Lawsky claims that his department has found that some non-bank servicers are cutting corners.

“Borrowers and investors both suffer when a servicer does not know how to pull together its loan files strewn around the globe,” he said. “Or when a servicer is unable to extract information from its many incompatible computer systems at the right time and for the right purpose. Or when a borrower cannot get a straight answer from a servicer on a loan modification that could both save a family’s home and reduce an investor’s losses.”

Lawsky also criticized servicers for the ancillary service fees they’re earning at each step in the lending and servicing process.
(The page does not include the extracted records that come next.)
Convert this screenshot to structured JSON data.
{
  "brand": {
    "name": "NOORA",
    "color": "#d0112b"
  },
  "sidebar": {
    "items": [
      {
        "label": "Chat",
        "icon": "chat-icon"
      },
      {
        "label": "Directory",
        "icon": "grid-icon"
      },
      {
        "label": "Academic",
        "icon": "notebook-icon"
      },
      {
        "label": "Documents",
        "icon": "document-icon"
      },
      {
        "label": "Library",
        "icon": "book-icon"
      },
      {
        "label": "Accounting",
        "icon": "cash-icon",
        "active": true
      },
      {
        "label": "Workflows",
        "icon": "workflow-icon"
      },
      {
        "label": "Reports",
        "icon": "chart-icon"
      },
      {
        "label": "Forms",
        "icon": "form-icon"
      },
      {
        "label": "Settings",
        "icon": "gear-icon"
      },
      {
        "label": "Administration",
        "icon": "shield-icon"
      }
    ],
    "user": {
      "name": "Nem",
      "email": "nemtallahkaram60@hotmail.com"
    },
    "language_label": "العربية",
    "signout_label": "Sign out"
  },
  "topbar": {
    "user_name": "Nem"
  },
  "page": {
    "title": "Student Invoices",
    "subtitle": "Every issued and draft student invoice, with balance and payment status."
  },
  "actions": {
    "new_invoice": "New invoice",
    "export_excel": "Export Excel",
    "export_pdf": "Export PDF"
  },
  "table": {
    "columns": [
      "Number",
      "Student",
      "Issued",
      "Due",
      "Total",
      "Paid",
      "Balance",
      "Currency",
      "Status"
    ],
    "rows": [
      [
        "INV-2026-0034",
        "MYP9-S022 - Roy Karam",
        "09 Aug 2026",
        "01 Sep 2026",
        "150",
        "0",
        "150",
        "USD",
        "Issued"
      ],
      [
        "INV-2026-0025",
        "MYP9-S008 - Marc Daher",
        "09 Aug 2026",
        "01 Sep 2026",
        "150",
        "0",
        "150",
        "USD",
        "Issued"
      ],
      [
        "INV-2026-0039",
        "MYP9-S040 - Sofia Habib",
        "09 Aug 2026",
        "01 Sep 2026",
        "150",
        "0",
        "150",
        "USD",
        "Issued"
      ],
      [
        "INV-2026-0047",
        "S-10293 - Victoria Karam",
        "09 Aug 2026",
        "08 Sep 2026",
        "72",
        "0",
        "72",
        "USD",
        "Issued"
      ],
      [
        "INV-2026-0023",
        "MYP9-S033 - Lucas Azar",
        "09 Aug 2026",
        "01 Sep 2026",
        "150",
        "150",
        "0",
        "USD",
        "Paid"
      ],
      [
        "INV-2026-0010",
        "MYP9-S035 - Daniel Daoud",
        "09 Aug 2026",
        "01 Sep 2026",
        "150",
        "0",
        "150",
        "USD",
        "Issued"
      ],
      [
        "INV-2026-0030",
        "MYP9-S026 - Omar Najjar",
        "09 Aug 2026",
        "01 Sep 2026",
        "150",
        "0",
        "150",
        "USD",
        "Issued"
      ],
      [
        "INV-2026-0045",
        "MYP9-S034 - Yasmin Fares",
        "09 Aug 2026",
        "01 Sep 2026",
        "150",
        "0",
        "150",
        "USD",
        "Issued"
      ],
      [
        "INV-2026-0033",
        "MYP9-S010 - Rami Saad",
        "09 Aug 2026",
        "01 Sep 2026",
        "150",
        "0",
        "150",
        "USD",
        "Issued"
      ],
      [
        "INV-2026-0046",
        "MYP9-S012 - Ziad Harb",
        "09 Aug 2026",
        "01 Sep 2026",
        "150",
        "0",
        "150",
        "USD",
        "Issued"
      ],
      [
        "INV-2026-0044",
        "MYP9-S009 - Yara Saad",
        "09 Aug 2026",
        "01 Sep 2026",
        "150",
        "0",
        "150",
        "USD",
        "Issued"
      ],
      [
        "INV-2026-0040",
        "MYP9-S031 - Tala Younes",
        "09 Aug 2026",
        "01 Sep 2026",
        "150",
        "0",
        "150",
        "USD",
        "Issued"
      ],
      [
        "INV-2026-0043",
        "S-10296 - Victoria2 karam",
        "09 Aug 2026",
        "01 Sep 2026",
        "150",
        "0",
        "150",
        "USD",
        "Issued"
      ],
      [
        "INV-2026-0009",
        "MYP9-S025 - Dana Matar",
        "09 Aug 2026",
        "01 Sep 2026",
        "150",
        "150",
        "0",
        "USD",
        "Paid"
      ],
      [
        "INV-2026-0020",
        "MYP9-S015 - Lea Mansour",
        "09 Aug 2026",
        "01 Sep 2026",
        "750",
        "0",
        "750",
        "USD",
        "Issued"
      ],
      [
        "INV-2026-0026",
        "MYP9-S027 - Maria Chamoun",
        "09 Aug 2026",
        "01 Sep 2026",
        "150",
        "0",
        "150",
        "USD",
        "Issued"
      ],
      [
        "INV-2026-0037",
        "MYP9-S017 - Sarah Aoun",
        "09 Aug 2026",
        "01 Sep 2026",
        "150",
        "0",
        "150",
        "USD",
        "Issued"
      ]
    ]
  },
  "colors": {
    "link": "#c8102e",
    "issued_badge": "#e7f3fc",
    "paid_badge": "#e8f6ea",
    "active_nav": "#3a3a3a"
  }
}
He suggested that this could create a conflict of interest because the affiliated businesses have an incentive to provide low-quality services for high fees — which some appear to be doing.

Lawsky noted that while he has publicly highlighted concerns about ancillary services with just one particular non-bank servicer — last month he sent a letter to Ocwen questioning fees earned by affiliate Altisource Portfolio Solutions S.A. — his department is expected to expand its investigations to other industry players.

But Lawsky isn’t the only Empire State official to set his sights on mortgage servicing practices.

On Thursday, New York Attorney General Eric T. Schneiderman said he is launching a statewide effort to encourage the state’s legislature to pass the Abandoned Property Neighborhood Relief Act he proposed earlier this year.

The proposed legislation would make servicers responsible for properties securing distressed loans soon after they are abandoned instead of after a lengthy foreclosure process. This would require them to pay for the upkeep.

The legislation also would require the creation of a statewide registry for abandoned properties. It would subject lenders to civil penalties and court actions if they fail to register a vacant property.

Resolutions to encourage the bill’s passage have been passed in three cities already, while several more are expected to pass such resolutions. In addition, a resolution is expected to be introduced in New York City.

Schneiderman explained the “zombie properties” become magnets for crime, drag down property values and cost cities money.

“Too often, when a homeowner falls behind on mortgage payments and receives a notice of arrears or a foreclosure notice, the homeowner abandons the property. Many families are not aware that they have the right to remain in their home until a judge declares the foreclosure complete, which can take years,” a written statement said. “At the same time, there is evidence that lenders are actually slowing down the foreclosure process, and in some cases, seeking court orders to cancel foreclosure actions in the middle of the process.”